Energy efficient double-pass photovoltaic/thermal air systems using a computational fluid dynamics multi-objective optimisation framework

Photovoltaic systems have undergone substantial growth for the past twenty years and more than 75% of the solar irradiance is absorbed, but only a small amount of the captured solar energy is transformed into electricity (e.g. 7-24%). The remaining energy can cause overheating and damage to adhesive seals, delamination and non-homogeneous temperatures. In this paper a three-step strategy is presented for the development of an energy efficient hybrid photovoltaic/thermal air system by the combination of experimentally validated computation fluid dynamics and optimal Latin hypercubes design of experiments. The combined thermo-hydraulic and electrical performances of five air flow configurations are examined after the selection of several design parameters. The parametric study reveals that the most promising configuration is co-current air flow through two channels above and below the photovoltaic cell.
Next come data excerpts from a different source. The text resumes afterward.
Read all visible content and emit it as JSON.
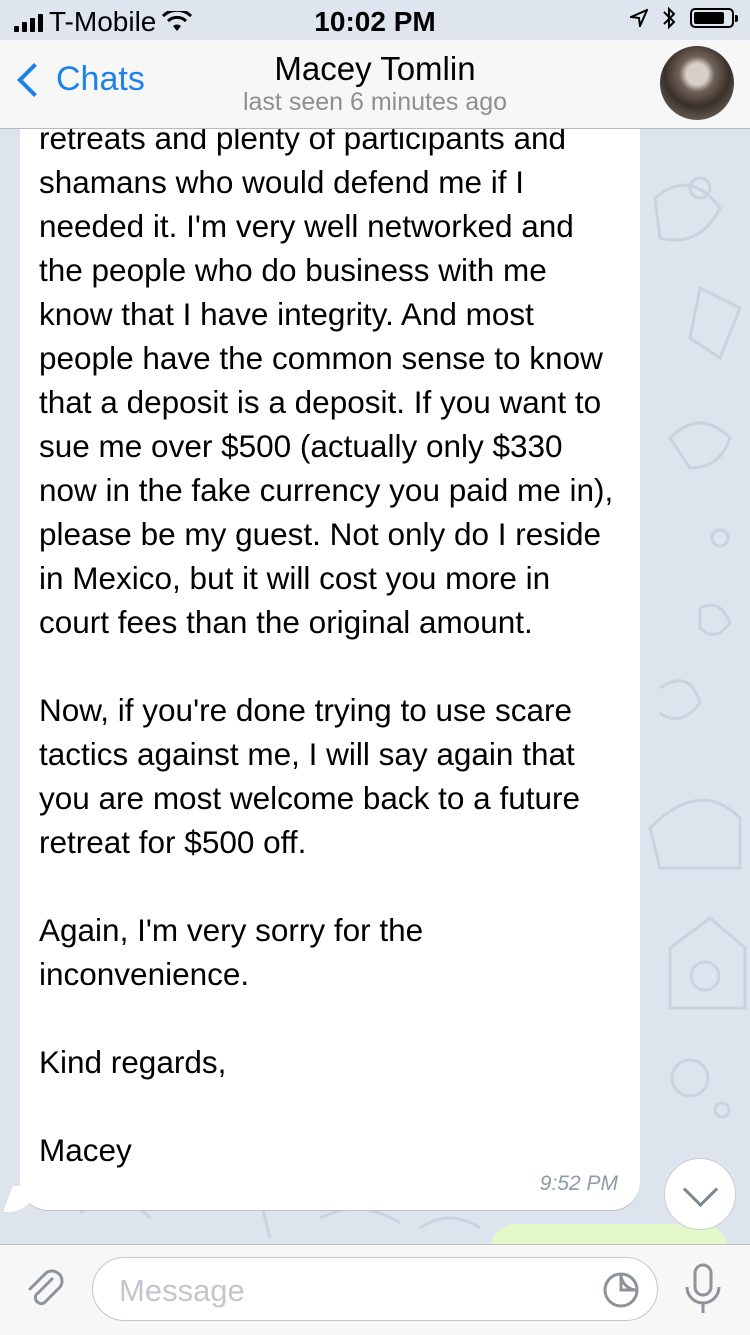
{
  "status_bar": {
    "carrier": "T-Mobile",
    "time": "10:02 PM",
    "icons": [
      "signal-icon",
      "wifi-icon",
      "location-icon",
      "bluetooth-icon",
      "battery-icon"
    ]
  },
  "header": {
    "back_label": "Chats",
    "title": "Macey Tomlin",
    "subtitle": "last seen 6 minutes ago"
  },
  "message": {
    "text": "retreats and plenty of participants and\nshamans who would defend me if I needed it. I'm very well networked and the people who do business with me know that I have integrity. And most people have the common sense to know that a deposit is a deposit. If you want to sue me over $500 (actually only $330 now in the fake currency you paid me in), please be my guest. Not only do I reside in Mexico, but it will cost you more in court fees than the original amount.\n\nNow, if you're done trying to use scare tactics against me, I will say again that you are most welcome back to a future retreat for $500 off.\n\nAgain, I'm very sorry for the inconvenience.\n\nKind regards,\n\nMacey",
    "time": "9:52 PM"
  },
  "composer": {
    "placeholder": "Message"
  },
  "colors": {
    "accent": "#1d83ea",
    "chat_background": "#dde4ee",
    "incoming_bubble": "#ffffff",
    "outgoing_bubble": "#e2f8c8"
  }
}
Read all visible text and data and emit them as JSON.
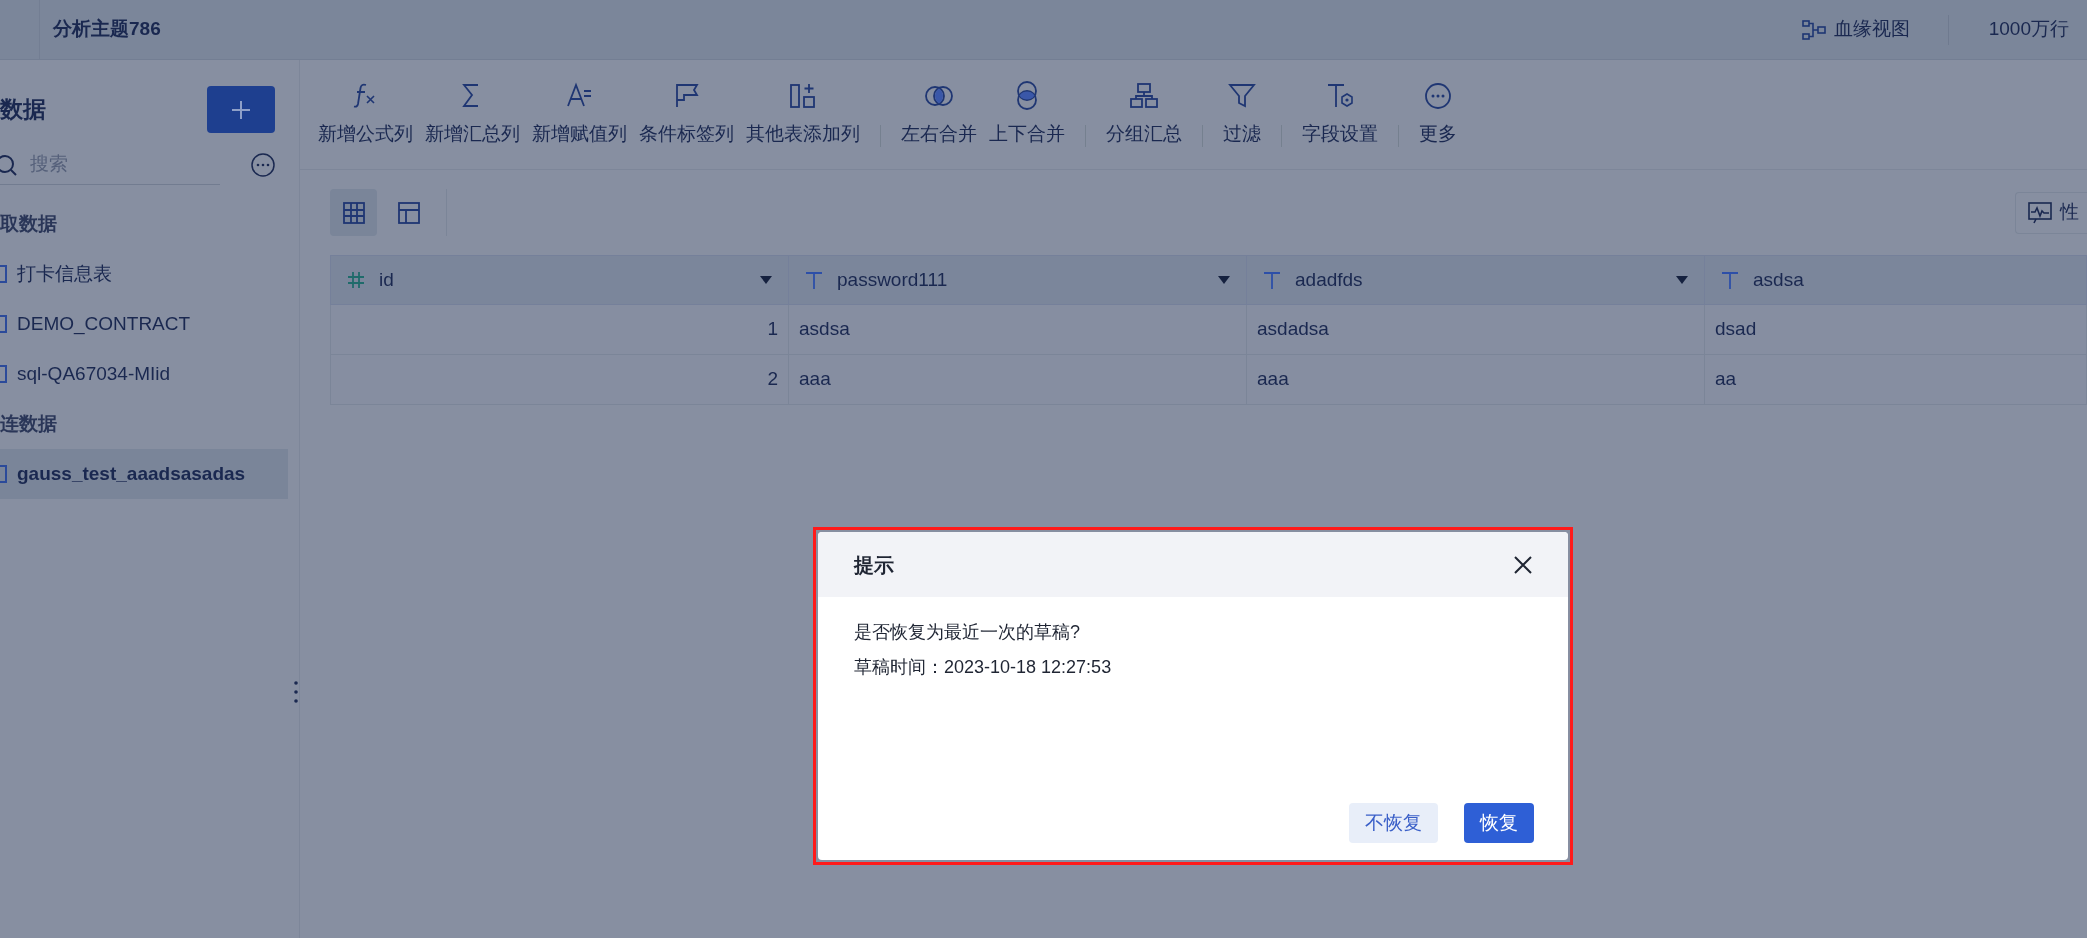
{
  "header": {
    "title": "分析主题786",
    "lineage_link": "血缘视图",
    "row_count": "1000万行"
  },
  "sidebar": {
    "heading": "数据",
    "search": {
      "placeholder": "搜索"
    },
    "groups": [
      {
        "label": "取数据",
        "items": [
          {
            "label": "打卡信息表",
            "selected": false
          },
          {
            "label": "DEMO_CONTRACT",
            "selected": false
          },
          {
            "label": "sql-QA67034-MIid",
            "selected": false
          }
        ]
      },
      {
        "label": "连数据",
        "items": [
          {
            "label": "gauss_test_aaadsasadas",
            "selected": true
          }
        ]
      }
    ]
  },
  "toolbar": {
    "groups": [
      [
        {
          "label": "新增公式列",
          "kind": "formula"
        },
        {
          "label": "新增汇总列",
          "kind": "sum"
        },
        {
          "label": "新增赋值列",
          "kind": "assign"
        },
        {
          "label": "条件标签列",
          "kind": "flag"
        },
        {
          "label": "其他表添加列",
          "kind": "addcol"
        }
      ],
      [
        {
          "label": "左右合并",
          "kind": "hmerge"
        },
        {
          "label": "上下合并",
          "kind": "vmerge"
        }
      ],
      [
        {
          "label": "分组汇总",
          "kind": "group"
        }
      ],
      [
        {
          "label": "过滤",
          "kind": "filter"
        }
      ],
      [
        {
          "label": "字段设置",
          "kind": "field"
        }
      ],
      [
        {
          "label": "更多",
          "kind": "more"
        }
      ]
    ]
  },
  "view_toggles": [
    {
      "kind": "grid",
      "selected": true
    },
    {
      "kind": "layout",
      "selected": false
    }
  ],
  "performance_button": {
    "label": "性"
  },
  "table": {
    "columns": [
      {
        "name": "id",
        "kind": "number",
        "dropdown": true
      },
      {
        "name": "password111",
        "kind": "text",
        "dropdown": true
      },
      {
        "name": "adadfds",
        "kind": "text",
        "dropdown": true
      },
      {
        "name": "asdsa",
        "kind": "text",
        "dropdown": false
      }
    ],
    "rows": [
      [
        "1",
        "asdsa",
        "asdadsa",
        "dsad"
      ],
      [
        "2",
        "aaa",
        "aaa",
        "aa"
      ]
    ]
  },
  "dialog": {
    "title": "提示",
    "message": [
      "是否恢复为最近一次的草稿?",
      "草稿时间：2023-10-18 12:27:53"
    ],
    "buttons": [
      {
        "label": "不恢复",
        "kind": "secondary"
      },
      {
        "label": "恢复",
        "kind": "primary"
      }
    ]
  }
}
A multi-objective design optimisation process is undertaken for this configuration, where the system is represented by three design variables: the collector, the depths of the lower air flow and the upper air flow channels. A 50-point design of experiments is constructed within the design variables space using a permutation genetic algorithm. The multi-objective design optimisation methodology entails an accurate surrogate modelling to create Pareto curves which demonstrate clearly the compromises that may be taken between fan fluid and electric powers, and between the electric and thermal efficiencies. The design optimisation demonstrates how the design variables affect each of the four system performance parameters. The thermal and electric efficiencies are improved from 44.5% to 50.1% and from 10.0% to 10.5%, respectively.